An early recovery of momentum seems unlikely, given that the Ulster Unionist leader, David Trimble, yesterday flew out on a visit to America and Europe which will keep him out of Northern Ireland until Monday week.
Before leaving, the First Minister delivered criticism directed at the nationalist Social Democratic and Labour Party, asserting: "We had, I thought, broken the back of the matter on Wednesday night and could look forward on Thursday to sorting out the detail, and we were quite astonished when we were presented with fresh demands in the course of Thursday, followed by a refusal to negotiate."
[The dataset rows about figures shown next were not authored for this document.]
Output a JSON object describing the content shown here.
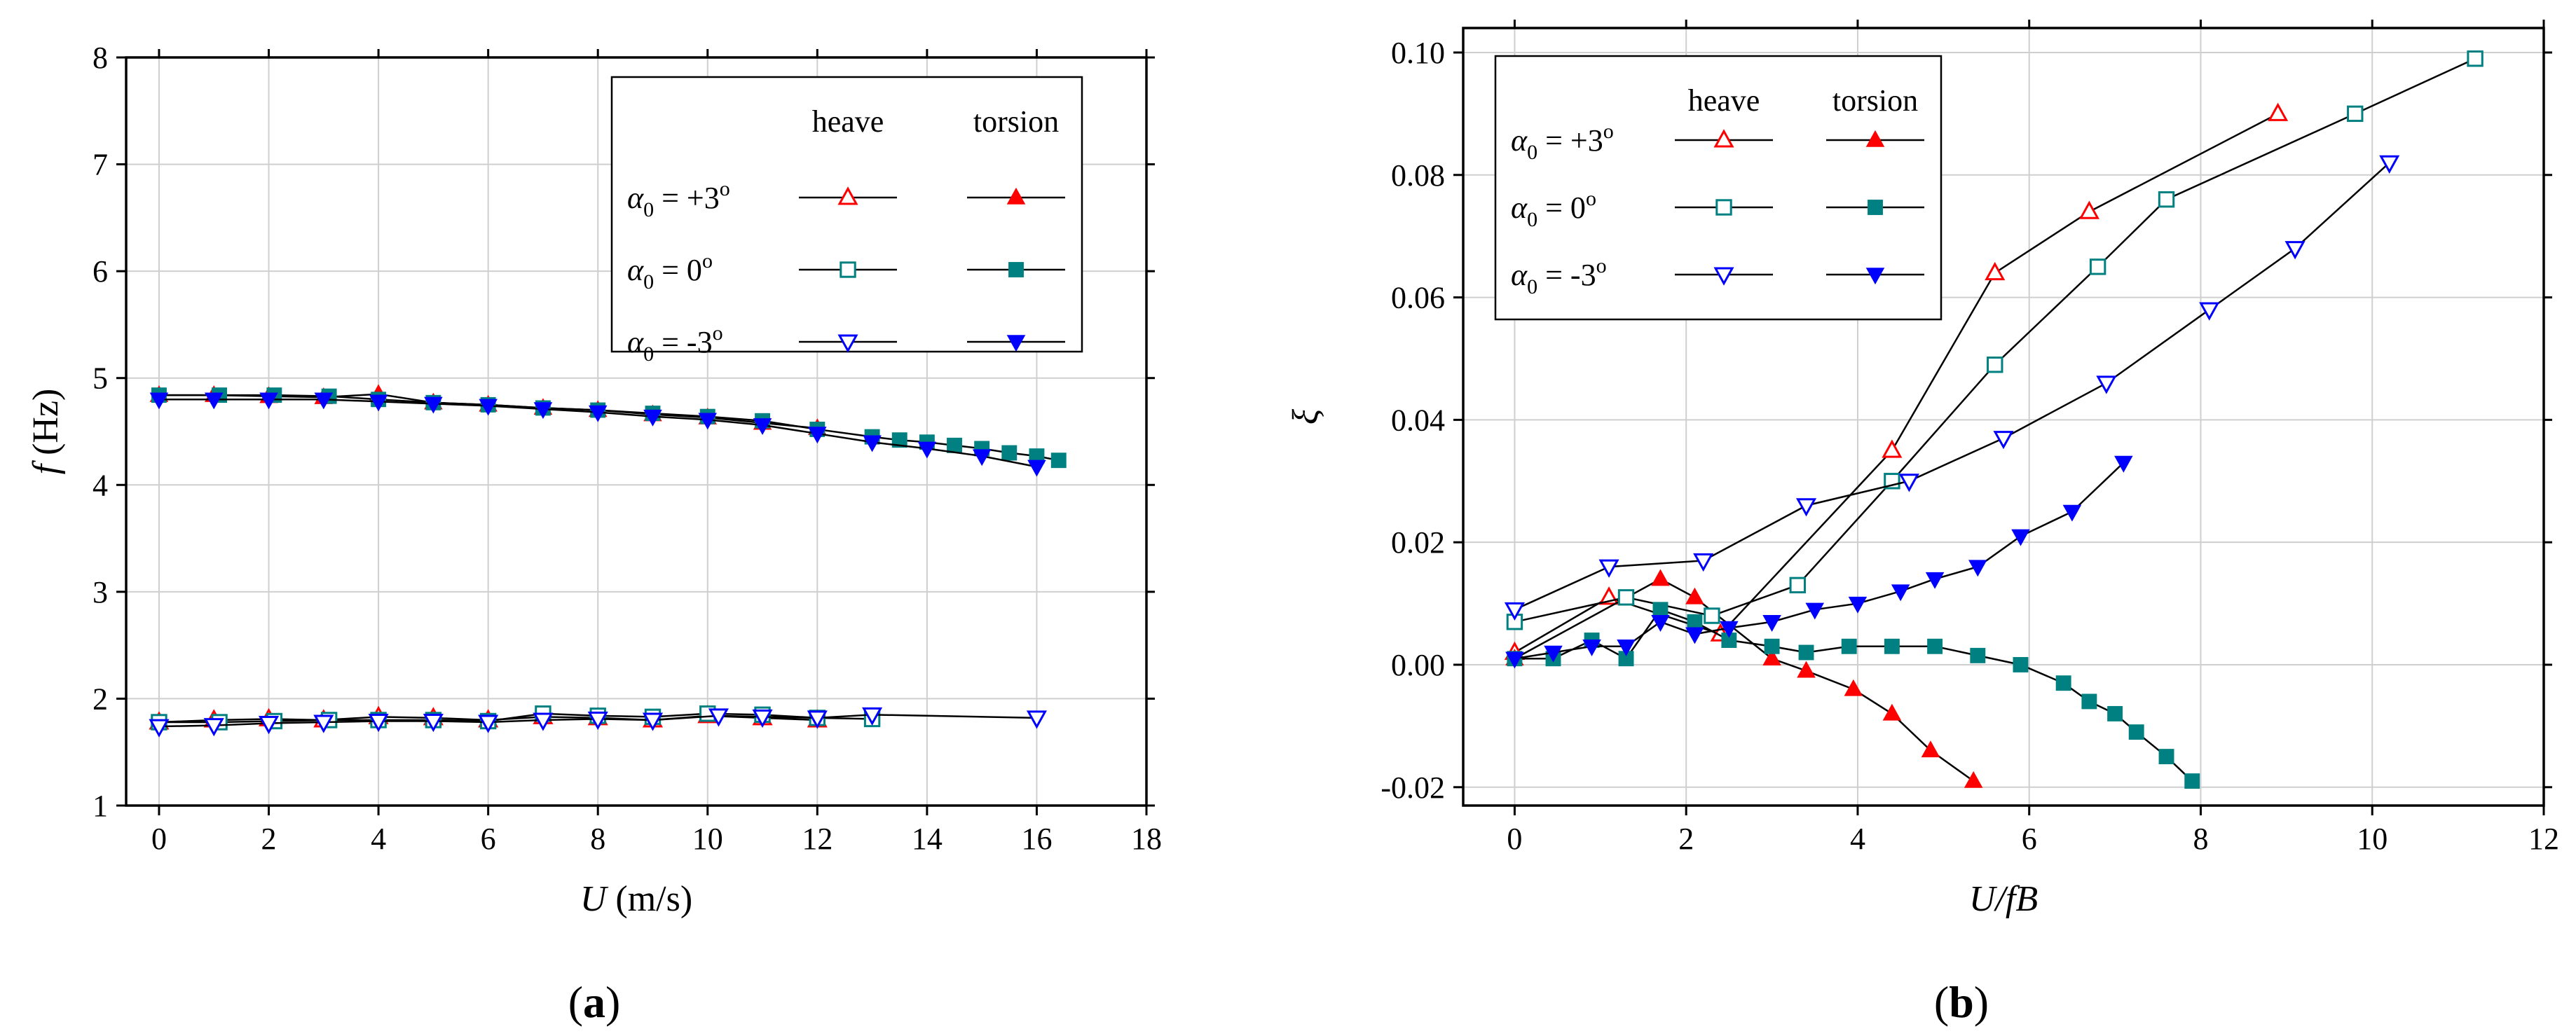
{
  "colors": {
    "alpha_plus3": "#ff0000",
    "alpha_0": "#008080",
    "alpha_minus3": "#0000ff",
    "line": "#000000",
    "grid": "#cfcfcf"
  },
  "chart_data": [
    {
      "id": "a",
      "type": "line",
      "panel_label": "a",
      "title": "",
      "xlabel_var": "U",
      "xlabel_unit": " (m/s)",
      "ylabel_var": "f",
      "ylabel_unit": " (Hz)",
      "xlim": [
        -0.6,
        18
      ],
      "ylim": [
        1,
        8
      ],
      "xticks": [
        0,
        2,
        4,
        6,
        8,
        10,
        12,
        14,
        16,
        18
      ],
      "yticks": [
        1,
        2,
        3,
        4,
        5,
        6,
        7,
        8
      ],
      "xtick_labels": [
        "0",
        "2",
        "4",
        "6",
        "8",
        "10",
        "12",
        "14",
        "16",
        "18"
      ],
      "ytick_labels": [
        "1",
        "2",
        "3",
        "4",
        "5",
        "6",
        "7",
        "8"
      ],
      "grid": true,
      "legend": {
        "position": "top-right",
        "col_headers": [
          "heave",
          "torsion"
        ],
        "rows": [
          {
            "alpha_sub": "0",
            "value": "= +3",
            "deg": "o",
            "color_key": "alpha_plus3",
            "heave_marker": "triangle-up-open",
            "torsion_marker": "triangle-up-filled"
          },
          {
            "alpha_sub": "0",
            "value": "=  0",
            "deg": "o",
            "color_key": "alpha_0",
            "heave_marker": "square-open",
            "torsion_marker": "square-filled"
          },
          {
            "alpha_sub": "0",
            "value": "= -3",
            "deg": "o",
            "color_key": "alpha_minus3",
            "heave_marker": "triangle-down-open",
            "torsion_marker": "triangle-down-filled"
          }
        ]
      },
      "series": [
        {
          "name": "α0 = +3° heave",
          "color_key": "alpha_plus3",
          "marker": "triangle-up-open",
          "x": [
            0,
            1,
            2,
            3,
            4,
            5,
            6,
            7,
            8,
            9,
            10,
            11,
            12
          ],
          "y": [
            1.78,
            1.8,
            1.81,
            1.8,
            1.83,
            1.82,
            1.8,
            1.83,
            1.82,
            1.8,
            1.84,
            1.82,
            1.8
          ]
        },
        {
          "name": "α0 = +3° torsion",
          "color_key": "alpha_plus3",
          "marker": "triangle-up-filled",
          "x": [
            0,
            1,
            2,
            3,
            4,
            5,
            6,
            7,
            8,
            9,
            10,
            11,
            12
          ],
          "y": [
            4.84,
            4.84,
            4.83,
            4.82,
            4.85,
            4.77,
            4.75,
            4.72,
            4.7,
            4.66,
            4.63,
            4.58,
            4.53
          ]
        },
        {
          "name": "α0 = 0° heave",
          "color_key": "alpha_0",
          "marker": "square-open",
          "x": [
            0,
            1.1,
            2.1,
            3.1,
            4,
            5,
            6,
            7,
            8,
            9,
            10,
            11,
            12,
            13
          ],
          "y": [
            1.78,
            1.78,
            1.79,
            1.8,
            1.8,
            1.8,
            1.79,
            1.86,
            1.84,
            1.83,
            1.86,
            1.85,
            1.82,
            1.81
          ]
        },
        {
          "name": "α0 = 0° torsion",
          "color_key": "alpha_0",
          "marker": "square-filled",
          "x": [
            0,
            1.1,
            2.1,
            3.1,
            4,
            5,
            6,
            7,
            8,
            9,
            10,
            11,
            12,
            13,
            13.5,
            14,
            14.5,
            15,
            15.5,
            16,
            16.4
          ],
          "y": [
            4.84,
            4.84,
            4.84,
            4.83,
            4.8,
            4.77,
            4.75,
            4.72,
            4.7,
            4.67,
            4.64,
            4.6,
            4.52,
            4.45,
            4.42,
            4.4,
            4.37,
            4.34,
            4.3,
            4.27,
            4.23
          ]
        },
        {
          "name": "α0 = -3° heave",
          "color_key": "alpha_minus3",
          "marker": "triangle-down-open",
          "x": [
            0,
            1,
            2,
            3,
            4,
            5,
            6,
            7,
            8,
            9,
            10.2,
            11,
            12,
            13,
            16
          ],
          "y": [
            1.74,
            1.75,
            1.77,
            1.78,
            1.79,
            1.79,
            1.78,
            1.8,
            1.81,
            1.8,
            1.84,
            1.83,
            1.82,
            1.85,
            1.82
          ]
        },
        {
          "name": "α0 = -3° torsion",
          "color_key": "alpha_minus3",
          "marker": "triangle-down-filled",
          "x": [
            0,
            1,
            2,
            3,
            4,
            5,
            6,
            7,
            8,
            9,
            10,
            11,
            12,
            13,
            14,
            15,
            16
          ],
          "y": [
            4.8,
            4.8,
            4.8,
            4.8,
            4.78,
            4.76,
            4.74,
            4.71,
            4.68,
            4.64,
            4.61,
            4.56,
            4.48,
            4.4,
            4.34,
            4.27,
            4.17
          ]
        }
      ]
    },
    {
      "id": "b",
      "type": "line",
      "panel_label": "b",
      "title": "",
      "xlabel_var": "U/fB",
      "xlabel_unit": "",
      "ylabel_var": "ξ",
      "ylabel_unit": "",
      "xlim": [
        -0.6,
        12
      ],
      "ylim": [
        -0.023,
        0.104
      ],
      "xticks": [
        0,
        2,
        4,
        6,
        8,
        10,
        12
      ],
      "yticks": [
        -0.02,
        0.0,
        0.02,
        0.04,
        0.06,
        0.08,
        0.1
      ],
      "xtick_labels": [
        "0",
        "2",
        "4",
        "6",
        "8",
        "10",
        "12"
      ],
      "ytick_labels": [
        "-0.02",
        "0.00",
        "0.02",
        "0.04",
        "0.06",
        "0.08",
        "0.10"
      ],
      "grid": true,
      "legend": {
        "position": "top-left",
        "col_headers": [
          "heave",
          "torsion"
        ],
        "rows": [
          {
            "alpha_sub": "0",
            "value": "= +3",
            "deg": "o",
            "color_key": "alpha_plus3",
            "heave_marker": "triangle-up-open",
            "torsion_marker": "triangle-up-filled"
          },
          {
            "alpha_sub": "0",
            "value": "=  0",
            "deg": "o",
            "color_key": "alpha_0",
            "heave_marker": "square-open",
            "torsion_marker": "square-filled"
          },
          {
            "alpha_sub": "0",
            "value": "= -3",
            "deg": "o",
            "color_key": "alpha_minus3",
            "heave_marker": "triangle-down-open",
            "torsion_marker": "triangle-down-filled"
          }
        ]
      },
      "series": [
        {
          "name": "α0 = +3° heave",
          "color_key": "alpha_plus3",
          "marker": "triangle-up-open",
          "x": [
            0,
            1.1,
            2.4,
            4.4,
            5.6,
            6.7,
            8.9
          ],
          "y": [
            0.002,
            0.011,
            0.005,
            0.035,
            0.064,
            0.074,
            0.09
          ]
        },
        {
          "name": "α0 = +3° torsion",
          "color_key": "alpha_plus3",
          "marker": "triangle-up-filled",
          "x": [
            0,
            1.7,
            2.1,
            3.0,
            3.4,
            3.95,
            4.4,
            4.85,
            5.35
          ],
          "y": [
            0.001,
            0.014,
            0.011,
            0.001,
            -0.001,
            -0.004,
            -0.008,
            -0.014,
            -0.019
          ]
        },
        {
          "name": "α0 = 0° heave",
          "color_key": "alpha_0",
          "marker": "square-open",
          "x": [
            0,
            1.3,
            2.3,
            3.3,
            4.4,
            5.6,
            6.8,
            7.6,
            9.8,
            11.2
          ],
          "y": [
            0.007,
            0.011,
            0.008,
            0.013,
            0.03,
            0.049,
            0.065,
            0.076,
            0.09,
            0.099
          ]
        },
        {
          "name": "α0 = 0° torsion",
          "color_key": "alpha_0",
          "marker": "square-filled",
          "x": [
            0,
            0.45,
            0.9,
            1.3,
            1.7,
            2.1,
            2.5,
            3.0,
            3.4,
            3.9,
            4.4,
            4.9,
            5.4,
            5.9,
            6.4,
            6.7,
            7.0,
            7.25,
            7.6,
            7.9
          ],
          "y": [
            0.001,
            0.001,
            0.004,
            0.001,
            0.009,
            0.007,
            0.004,
            0.003,
            0.002,
            0.003,
            0.003,
            0.003,
            0.0015,
            0.0,
            -0.003,
            -0.006,
            -0.008,
            -0.011,
            -0.015,
            -0.019
          ]
        },
        {
          "name": "α0 = -3° heave",
          "color_key": "alpha_minus3",
          "marker": "triangle-down-open",
          "x": [
            0,
            1.1,
            2.2,
            3.4,
            4.6,
            5.7,
            6.9,
            8.1,
            9.1,
            10.2
          ],
          "y": [
            0.009,
            0.016,
            0.017,
            0.026,
            0.03,
            0.037,
            0.046,
            0.058,
            0.068,
            0.082
          ]
        },
        {
          "name": "α0 = -3° torsion",
          "color_key": "alpha_minus3",
          "marker": "triangle-down-filled",
          "x": [
            0,
            0.45,
            0.9,
            1.3,
            1.7,
            2.1,
            2.5,
            3.0,
            3.5,
            4.0,
            4.5,
            4.9,
            5.4,
            5.9,
            6.5,
            7.1
          ],
          "y": [
            0.001,
            0.002,
            0.003,
            0.003,
            0.007,
            0.005,
            0.006,
            0.007,
            0.009,
            0.01,
            0.012,
            0.014,
            0.016,
            0.021,
            0.025,
            0.033
          ]
        }
      ]
    }
  ]
}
The nationalist accusation, however, is that Mr Trimble reneged on a deal brokered by Mr Blair. The SDLP deputy leader, Seamus Mallon, said yesterday: "People did not honour their word. That's putting it as mildly as I possibly can. There is very substantial anger among the other political parties at the way in which the Ulster Unionist Party seems to have walked away from an arrangement it had made."
This version was supported by the Sinn Fein president, Gerry Adams. He said that when Mr Blair had told him, "There will be an agreement by tonight," he had told the Prime Minister: "Don't bet on it. In your absence the Unionists will seek to unravel all of this." Mr Adams added: "The Unionists, when Mr Blair was here, went technically through the motions, and when he went away they unravelled them."
Meanwhile, a reminder of continuing communal tensions was delivered at Drumcree near Portadown in Co Armagh on Thursday night when 10 Royal Ulster Constabulary officers were injured in clashes with loyalists. The loyalists were taking part in an escalation of continuing protests against July's ban on an Orange Order march along the Catholic Garvaghy Road.
Some of the thousand-strong crowd threw bricks,wooden stakes and fireworks at police who replied by firing a plastic bullet. David Jones, spokesman for the Order, said: "The situation can be resolved when the parade gets down the road. We intend to continue the protest until we get down Garvaghy Road."
The RUC dismissed as nonsense an Orange Order claim that police were to blame for the disturbances, adding: "Decent people have to ask where the iron bars, the cudgels, the masked men and the fireworks or worse came from, when such events were supposed to be peaceful protests."